Providing fair-share scheduling on symmetric multicore computing systems via progress balancing

Linux, which has emerged as the most favored operating system, falls short of expectations when it comes to fair share multicore scheduling. This is because the primary task scheduler of the mainline Linux kernel, called the completely fair scheduler (CFS), cannot provide a desired level of fairness in a multicore system. The CFS consists of two components: a per-core fair-share scheduler and a load balancer. Each component has a shortcoming in achieving multicore fairness.

First, the current realization of a task’s virtual runtime in CFS cannot be utilized for achieving fairness in a multicore environment. The goal of CFS is to approximate GPS [1] by giving each task a CPU time in proportion to its assigned weight. At the per-core level, CFS successfully achieves this goal by using the virtual runtime. At every scheduling decision point, a per-core scheduler dispatches the task with the smallest virtual runtime on the core.
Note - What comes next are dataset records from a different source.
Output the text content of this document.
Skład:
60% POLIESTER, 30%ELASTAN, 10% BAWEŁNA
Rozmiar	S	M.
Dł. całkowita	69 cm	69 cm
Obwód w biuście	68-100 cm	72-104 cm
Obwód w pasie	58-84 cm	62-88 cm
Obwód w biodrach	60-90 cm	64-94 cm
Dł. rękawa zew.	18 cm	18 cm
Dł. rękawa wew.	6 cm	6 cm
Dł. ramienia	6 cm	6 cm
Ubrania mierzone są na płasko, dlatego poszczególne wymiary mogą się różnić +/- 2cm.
However, in a multicore system, the virtual runtime cannot be a global measure for a task’s progress since the per-core scheduler of CFS maintains only relative order among the runnable tasks in each run-queue by locally manipulating virtual runtimes when a task is enqueued or dequeued.

Second, CFS relies on load balancing to achieve multicore fairness. As pointed out earlier, balancing loads among cores is irrelevant to bounding differences in the virtual runtimes of tasks. Note that virtual runtime distribution varies on cores regardless of loads and that the per-core schedulers of CFS run independently of each other. To exacerbate the problem, CFS cannot provide perfect load balancing for two reasons: weight quantization error and reluctant load balancing, as discussed in [2]. The quantization error occurs because a task’s weight is specified with one of the predefined positive integers in Linux implementations. In addition, CFS allows for persistent load imbalance among cores since it is very reluctant to perform load balancing, unless the load imbalance exceeds a given threshold.

Virtual runtime difference divergence of CFS
Virtual Runtime Difference Divergence of CFS

To address this problem, we introduce a new algorithm for task migration, which we name Progress Balancing. The proposed algorithm periodically partitions runnable tasks into the same number of groups as the number of cores in the system and shuffles the tasks in such a way that a core with larger virtual runtimes receives a larger load and the load differences among cores are bounded. The proposed algorithm achieves this property by incorporating a work-non-conserving mechanism called throttling. This property ensures that tasks with larger virtual runtimes run at a slower pace until the next period. In addition, we elaborately redesign CFS so that it keeps track of the cumulative virtual runtimes of the tasks. Our formal analysis shows that our approach achieves a constant bound on the virtual runtime differences, regardless of the number of tasks or cores.

 Overview of the Progress Balancing
Overview of the Progress Balancing

[1] A.K. Parekh and R.G. Gallagher, “A generalized processor sharing approach to flow control in integrated services networks: the multiple node case,” IEEE/ACM Transactions on Networking (TON), 1994.

[2] S. Huh, J. Yoo, M. Kim and S. Hong, “Providing fair share scheduling on multicore cloud servers via virtual runtime-based task migration algorithm,” IEEE 32nd International Conference on Distributed Computing Systems (ICDCS), 2012.